Voluntary or involuntary act, or an omission which infringes upon the right of another on account of the damage suffered. The fault arises when an individual adopts a behavior contrary to that of a reasonably prudent and diligent person, who would be placed in a similar situation. It can engage the civil liability of the person who committed it.
A bathtub or a washing machine that overflows into the apartment below, a hot water tank that conks out and spills down six floors: losses involving the civil liability of a co-owner are many co-ownerships. And they are expensive! This is why the amount of insurance premiums and deductibles have increased significantly in recent years.
Worse still, some insurers no longer want to insure co-ownerships, because of a loss ratio that has become out of control. This situation is directly related to the insurer of the syndicate, which is almost always called upon to cover a loss, when damage has been caused to the common and private portions. Thus the question of who is responsible arises. It is also necessary to know the applicable law to the owner at fault. Other considerations affect both the insurer of the syndicate and those of the co-owners concerned, to determine who will pay what?
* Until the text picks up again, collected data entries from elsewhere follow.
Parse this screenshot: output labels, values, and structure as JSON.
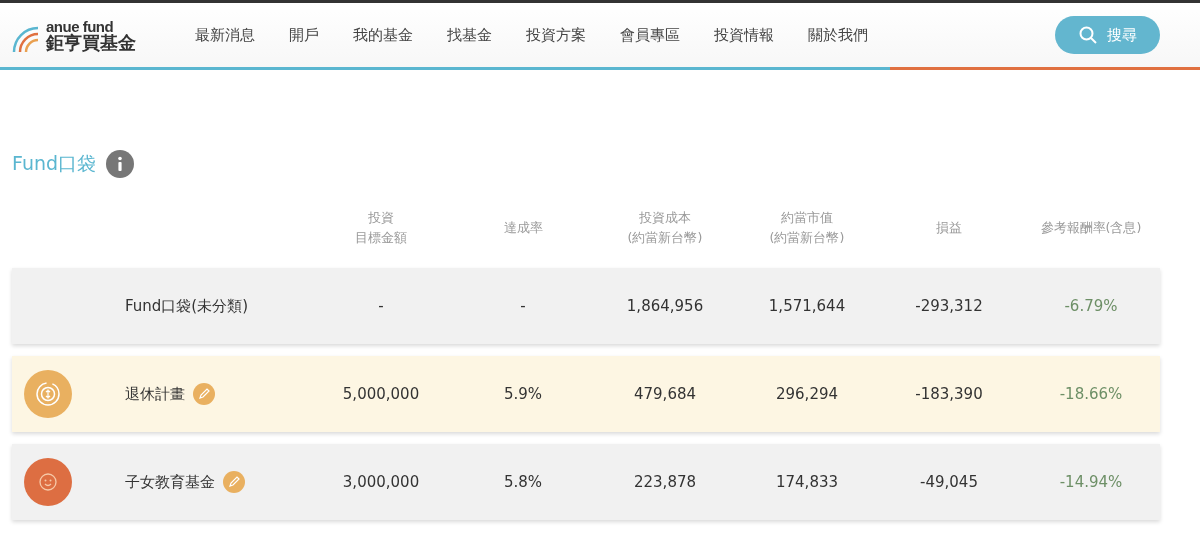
{
  "logo": {
    "brand": "anue fund",
    "name": "鉅亨買基金"
  },
  "nav": [
    "最新消息",
    "開戶",
    "我的基金",
    "找基金",
    "投資方案",
    "會員專區",
    "投資情報",
    "關於我們"
  ],
  "search_button": "搜尋",
  "section": {
    "title": "Fund口袋"
  },
  "columns": [
    [
      "投資",
      "目標金額"
    ],
    [
      "達成率"
    ],
    [
      "投資成本",
      "(約當新台幣)"
    ],
    [
      "約當市值",
      "(約當新台幣)"
    ],
    [
      "損益"
    ],
    [
      "參考報酬率(含息)"
    ]
  ],
  "rows": [
    {
      "kind": "plain",
      "name": "Fund口袋(未分類)",
      "selected": false,
      "editable": false,
      "cells": [
        "-",
        "-",
        "1,864,956",
        "1,571,644",
        "-293,312",
        "-6.79%"
      ]
    },
    {
      "kind": "coin",
      "color": "#e9b060",
      "name": "退休計畫",
      "selected": true,
      "editable": true,
      "cells": [
        "5,000,000",
        "5.9%",
        "479,684",
        "296,294",
        "-183,390",
        "-18.66%"
      ]
    },
    {
      "kind": "baby",
      "color": "#dd6e42",
      "name": "子女教育基金",
      "selected": false,
      "editable": true,
      "cells": [
        "3,000,000",
        "5.8%",
        "223,878",
        "174,833",
        "-49,045",
        "-14.94%"
      ]
    }
  ]
}
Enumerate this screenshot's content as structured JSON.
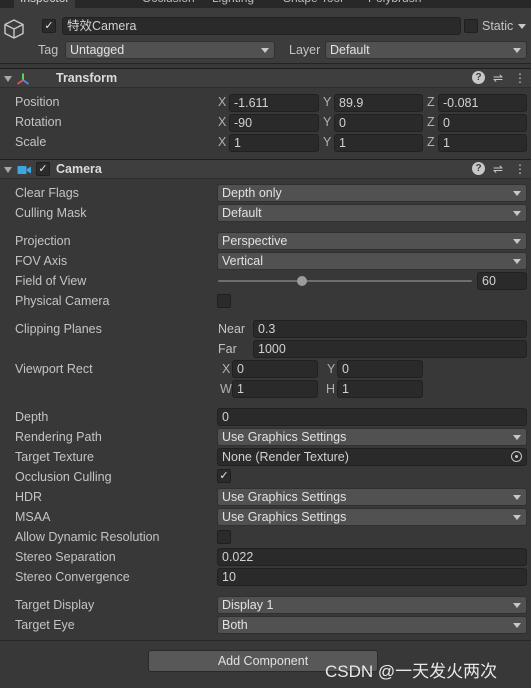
{
  "tabs": [
    "Inspector",
    "Occlusion",
    "Lighting",
    "Shape Tool",
    "Polybrush"
  ],
  "header": {
    "object_active": true,
    "object_name": "特效Camera",
    "static_label": "Static",
    "tag_label": "Tag",
    "tag_value": "Untagged",
    "layer_label": "Layer",
    "layer_value": "Default"
  },
  "transform": {
    "title": "Transform",
    "position_label": "Position",
    "position": {
      "x": "-1.611",
      "y": "89.9",
      "z": "-0.081"
    },
    "rotation_label": "Rotation",
    "rotation": {
      "x": "-90",
      "y": "0",
      "z": "0"
    },
    "scale_label": "Scale",
    "scale": {
      "x": "1",
      "y": "1",
      "z": "1"
    },
    "axis": {
      "x": "X",
      "y": "Y",
      "z": "Z"
    }
  },
  "camera": {
    "title": "Camera",
    "enabled": true,
    "clear_flags_label": "Clear Flags",
    "clear_flags": "Depth only",
    "culling_mask_label": "Culling Mask",
    "culling_mask": "Default",
    "projection_label": "Projection",
    "projection": "Perspective",
    "fov_axis_label": "FOV Axis",
    "fov_axis": "Vertical",
    "fov_label": "Field of View",
    "fov_value": "60",
    "fov_slider_fraction": 0.33,
    "physical_camera_label": "Physical Camera",
    "physical_camera": false,
    "clipping_label": "Clipping Planes",
    "near_label": "Near",
    "near_value": "0.3",
    "far_label": "Far",
    "far_value": "1000",
    "viewport_label": "Viewport Rect",
    "viewport": {
      "x": "0",
      "y": "0",
      "w": "1",
      "h": "1"
    },
    "viewport_axis": {
      "x": "X",
      "y": "Y",
      "w": "W",
      "h": "H"
    },
    "depth_label": "Depth",
    "depth_value": "0",
    "rendering_path_label": "Rendering Path",
    "rendering_path": "Use Graphics Settings",
    "target_texture_label": "Target Texture",
    "target_texture": "None (Render Texture)",
    "occlusion_label": "Occlusion Culling",
    "occlusion": true,
    "hdr_label": "HDR",
    "hdr": "Use Graphics Settings",
    "msaa_label": "MSAA",
    "msaa": "Use Graphics Settings",
    "dynamic_res_label": "Allow Dynamic Resolution",
    "dynamic_res": false,
    "stereo_sep_label": "Stereo Separation",
    "stereo_sep": "0.022",
    "stereo_conv_label": "Stereo Convergence",
    "stereo_conv": "10",
    "target_display_label": "Target Display",
    "target_display": "Display 1",
    "target_eye_label": "Target Eye",
    "target_eye": "Both"
  },
  "add_component_label": "Add Component",
  "watermark": "CSDN @一天发火两次",
  "icons": {
    "check": "✓",
    "help": "?",
    "presets": "⇌",
    "menu": "⋮"
  },
  "colors": {
    "background": "#383838",
    "field": "#2a2a2a",
    "dropdown": "#515151",
    "camera_icon": "#3fa7e0"
  }
}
A co-owner may be liable to the syndicate, the other co-owners and the occupants of the immovable. As stated in Article 1457 of the Civil Code of Québec, every person has a duty not to harm others. As a co-owner, you must be careful and abide to the appropriate rules of conduct in accordance with the context and circumstances. Otherwise, you engage your civil liability and are required to remedy (financially third parties for moral or property damage and personal injury.